Employers and antiunion consultants have effectively thwarted the intent and efficacy of the law that supposedly guarantees workers the freedom to form unions, a human right protected by the 1948 Universal Declaration of Human Rights and recognized by the US government thirteen years earlier in the National Labor Relations Act.
To put it in perspective: More than 20,000 US workers were fired or discriminated against for union activities, according to a National Labor Relations Board annual report. That amounts to a worker in this country being fired or discriminated against every twenty-six minutes for exercising the basic human right to form or join a union. Most employers infringe on workers’ freedom to make their own decisions–routinely using legal and illegal tactics to thwart their efforts–according to Cornell University researcher Kate Bronfenbrenner. Fully one-quarter of private-sector employers illegally fire workers. And even after workers jump through all the hoops under current law and win recognition for their union, employers refuse to agree to initial collective bargaining contracts nearly half the time. This is a moral outrage.

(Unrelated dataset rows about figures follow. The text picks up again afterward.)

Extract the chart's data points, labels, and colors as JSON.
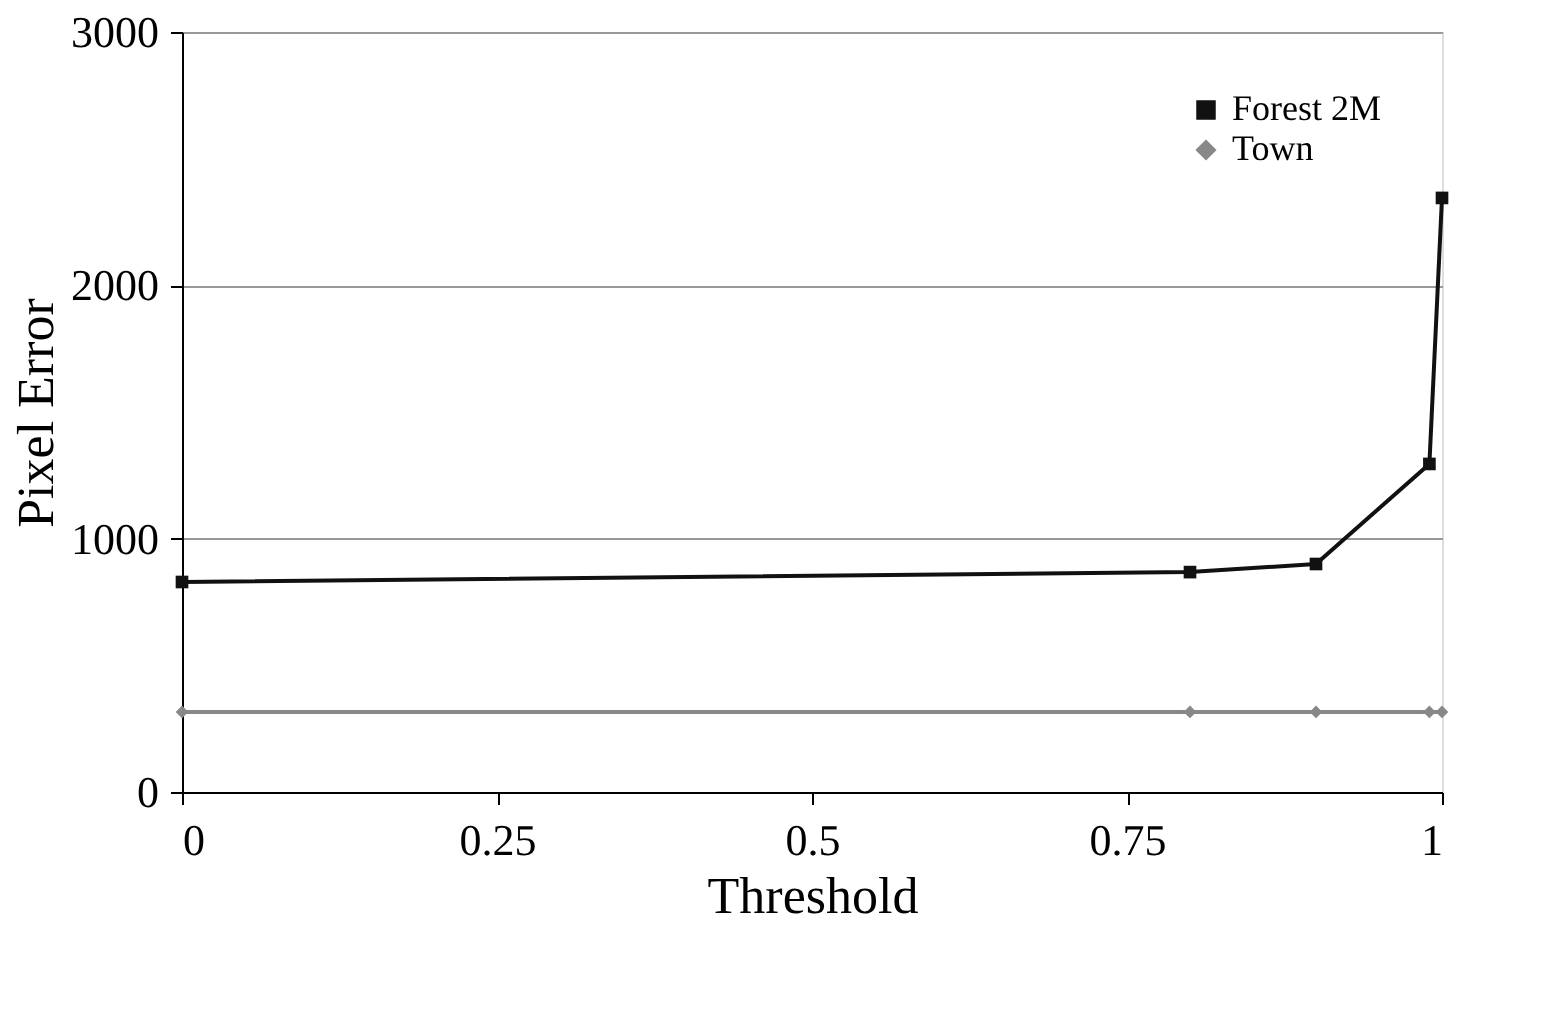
{
  "chart_data": {
    "type": "line",
    "xlabel": "Threshold",
    "ylabel": "Pixel Error",
    "x": [
      0,
      0.8,
      0.9,
      0.99,
      1
    ],
    "series": [
      {
        "name": "Forest 2M",
        "color": "#111111",
        "values": [
          829,
          868,
          900,
          1295,
          2345
        ],
        "marker": "square"
      },
      {
        "name": "Town",
        "color": "#888888",
        "values": [
          316,
          316,
          316,
          316,
          316
        ],
        "marker": "diamond"
      }
    ],
    "xlim": [
      0,
      1
    ],
    "xticks": [
      0,
      0.25,
      0.5,
      0.75,
      1
    ],
    "ylim": [
      0,
      3000
    ],
    "yticks": [
      0,
      1000,
      2000,
      3000
    ],
    "grid": "y",
    "legend": "top right",
    "line_style": "solid"
  }
}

Simply put: Our labor laws are so weak that employers routinely get away with breaking them, and when they are punished the penalties are insufficient to deter other unscrupulous employers from breaking the law. Right now the only penalty for most violations of the rights of workers to form unions is that the company must post a notice stating that it violated the law. Sometimes it takes several years before that happens, long after the effort to form a union has ended. The delay-prone and contentious NLRB election process is so unfairly skewed in employers’ favor that the vast majority of workers decide to opt out of the process and use a majority-sign-up agreement, often called a card check, instead.
In November 2003 lawmakers introduced the Employee Free Choice Act. Under this legislation, when a majority of employees in a workplace sign cards declaring their desire to form a union, their employer is required to recognize their union. The act also toughens the penalties for violations of employee rights during organizing drives and contract disputes. In an effort led by workers, their unions and allies, 210 members of the House of Representatives signed on to the act (less than eight shy of a majority), as did thirty-eight members of the Senate. The Employee Free Choice Act will be reintroduced as bipartisan legislation this month. Initially, our goal is to re-sign the vast majority of co-sponsors from last session, and by the end of the year we hope to secure majority support in the House and a larger plurality in the Senate.
Building support for the act is a critical battle, and we must show both parties that our effort and outrage will not subside until this bill becomes law. Scores of victimized workers will tell their experience firsthand to their elected leaders. In addition, the labor movement must educate and involve thousands of union activists and staff–and 100,000 rank-and-file union members in strategic areas. Working closely with allies, we must expand our base of support within the religious community and create vehicles for religious groups to include this effort in their work.
The labor movement, while still debating the direction of the AFL-CIO, agrees almost unanimously that the freedom to form unions is the central issue at the heart of our work over the next four years. Progressives outside the labor movement have to own this fight as well. Frankly, I can’t think of a single more significant thing we can do together in this climate. Every effort to frustrate workers trying to exercise their fundamental human right to have a union must be addressed and treated as the moral catastrophe it is. The whole community needs to be aware of employer interference in organizing, leading to a groundswell of moral outrage that inspires people to agitate and disrupt business as usual.
In addition, the labor movement needs to provide leadership that allows and fosters the mass movement of workers to change the climate for organizing. The fact is that ultimately, rank-and-file workers’ willingness or unwillingness to fight for this issue will determine what happens to us. That is why it is critical that anything we do to reform the AFL-CIO must include an expansion of the role of mobilizing workers as its central component.
This is a fight that goes on until we win, because allowing workers to freely form unions is an essential step toward restoring balance to our economic system, lifting people from poverty, strengthening democratic participation and insuring corporate accountability. We must wage this fight because it is the right thing to do and because history will judge our action at this incredibly decisive moment.